A l’Allianz Arena de Munich (18h00), il n’y aura pas de place pour la moindre minute de repos: le deuxième choc du groupe F oppose l’Allemagne au Portugal et l’enjeu est de taille.

Les champions d’Europe, emmenés par un “CR7” (36 ans) en pleine forme depuis son doublé de Budapest, peuvent monter en puissance en décrochant leur qualification avant de retrouver la France.

L’Allemagne est déjà dos au mur puisqu’une deuxième défaite obligerait les hommes de Joachim Löw à battre la Hongrie lors de la dernière journée, en espérant que cela suffise pour terminer dans les quatre meilleurs troisièmes de groupe.

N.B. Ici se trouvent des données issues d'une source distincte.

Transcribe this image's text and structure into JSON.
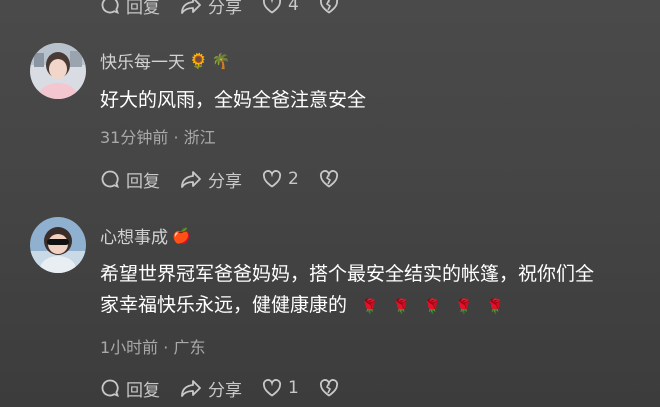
{
  "top_actions": {
    "reply": "回复",
    "share": "分享",
    "like_count": "4"
  },
  "comments": [
    {
      "username": "快乐每一天",
      "username_emojis": [
        "🌻",
        "🌴"
      ],
      "text": "好大的风雨，全妈全爸注意安全",
      "meta": "31分钟前 · 浙江",
      "reply": "回复",
      "share": "分享",
      "like_count": "2"
    },
    {
      "username": "心想事成",
      "username_emojis": [
        "🍎"
      ],
      "text_line1": "希望世界冠军爸爸妈妈，搭个最安全结实的帐篷，祝你们全",
      "text_line2": "家幸福快乐永远，健健康康的",
      "trailing_emojis": [
        "🌹",
        "🌹",
        "🌹",
        "🌹",
        "🌹"
      ],
      "meta": "1小时前 · 广东",
      "reply": "回复",
      "share": "分享",
      "like_count": "1"
    }
  ],
  "colors": {
    "background": "#484848",
    "text": "#ffffff",
    "secondary": "#a9a9a9",
    "icon": "#c8c8c8"
  }
}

La Seleçao n’hésitera pas à condamner la Mannschaft à ce scénario catastrophe, mais “il faut garder les pieds sur terre”, a affirmé le défenseur Ruben Dias, qui s’attend à “de nouvelles difficultés” contre un autre “candidat” au titre européen.

Quant à l’Espagne, qui reçoit la Pologne en soirée à Séville (21h00), elle doit enfin marquer après sa domination stérile contre la Suède (0-0) si elle veut se rapprocher des huitièmes. Mais gare au buteur polonais Robert Lewandowski, meilleur joueur Fifa de 2020…

Ce super-samedi de foot, avec ses stars à foison et ses enjeux brûlants, s’annonce dans tous les cas très chaud!